Per lo meno era tutta intera.
Stavano ripiegando ordinatamente verso il forte quando un nutrito gruppo di Confederati li sorprese al guado sul torrente Dry Wood. Avevano aggirato i fianchi della cavalleria nordista e li stavano aspettando per tagliare loro la fuga.
Jonathan li vide sbucare da dietro i cespugli, gli alberi e una casa di legno urlando il loro grido di guerra e sparando. Estrasse la Colt, ordinando ai suoi uomini di fare lo stesso, e rispose al fuoco in una confusione di zoccoli e soldati a piedi. Colpì un Confederato che si era aggrappato al suo cavallo con il calcio della pistola e mirò a un altro che stava per infilzare con la baionetta uno dei suoi.
«Via, via! Ritirata!» gridò con la voce arrochita mentre nel disordine cercava la sorella.
Poi la vide che stava cercando di districarsi nella confusione, sparando nel mucchio, e spronando la sua cavalcatura la raggiunse. Afferrò le sue redini e la condusse con sé tra gli alberi, in cerca di un passaggio e un altro punto per attraversare il corso d'acqua.
Rientrarono insieme al forte, senza parlare, raggiungendo la compagnia che si era ricompattata più avanti sulla strada dopo l'imboscata. Jonathan le aveva solo chiesto se fosse ferita e lei si era limitata a scuotere la testa. Poi si erano avviati in silenzio.
Parlare era penoso.
Entrambi rimuginavano su quanto era appena successo, la battaglia e il suo orrore: nessuna gloria nel vedere uomini e cavalli falciati da una granata, solo disgusto e paura. Perché non l'avrebbero mai ammesso, ma il terrore che avevano soffocato con l'adrenalina e l'azione ora tornava a ondate e li investiva. La vista di tutti quei cavalli e muli morti, stesi al suolo, era devastante e anche se non sembravano aver subito molte perdite in vite umane era lo stesso difficile da digerire.
Appena rientrati al forte, Jonathan stava per dirle qualcosa, sentiva di doverci almeno provare, ma la ragazza scese di corsa dalla sella e vomitò il contenuto del suo stomaco vuoto. Rimase a guardarla impietosito, poi vide il capitano fargli un cenno e lo raggiunse.

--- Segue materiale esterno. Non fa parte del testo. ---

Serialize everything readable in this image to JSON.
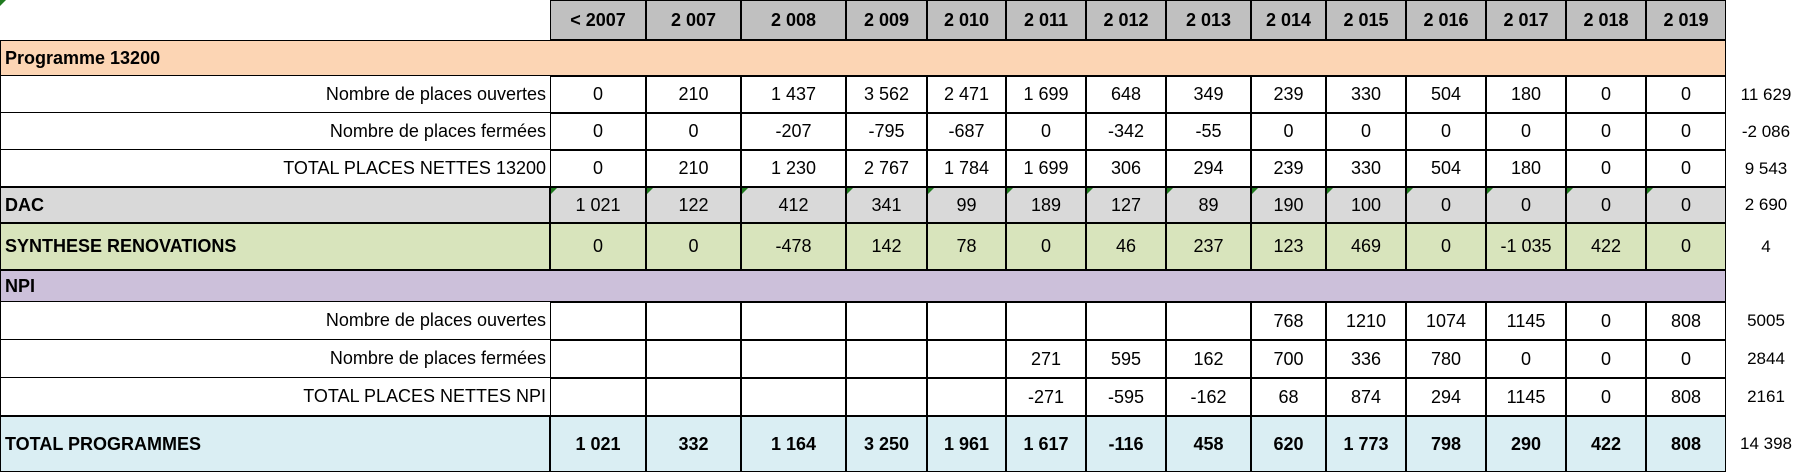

Robert arrivò poco dopo, scese da cavallo e si avvicinò con cautela alla sorella vedendola scossa dai conati. Le poggiò una mano sulla spalla e la aiutò a rimettersi dritta, esaminando il suo viso con occhi stanchi, ma senza commiserazione.
Sabrina gli fu grata. Non avrebbe sopportato che qualcuno provasse pena per lei e odiava il suo stomaco debole che l'aveva tradita. Posò una mano su quella del fratello in segno di gratitudine, senza riuscire a sorridere, e riprendendo le redini del suo cavallo si avviò per ricoverarlo nella stalla.
Il giovane la guardò andar via, in silenzio. Non avrebbe dovuto vergognarsi: era chiaro che fossero tutti provati da quel battesimo del fuoco. Nessuno parlava. Si trascinavano stanchi, felici di essere ancora vivi ma delusi per la disfatta.
Perché quello era stato: una disfatta.
Erano stati costretti a ripiegare al forte perché non avrebbero potuto sconfiggere i Confederati, erano decisamente troppi.
Si girò a guardare i feriti che venivano trasportati all'ospedale e si chiese quando avrebbero recuperato i cadaveri per dar loro una degna sepoltura. Sembrava che alcuni fossero caduti nelle mani dei Sudisti, ma sarebbe stata necessaria una verifica per confermare quanti erano morti e quanti, invece, erano stati presi prigionieri.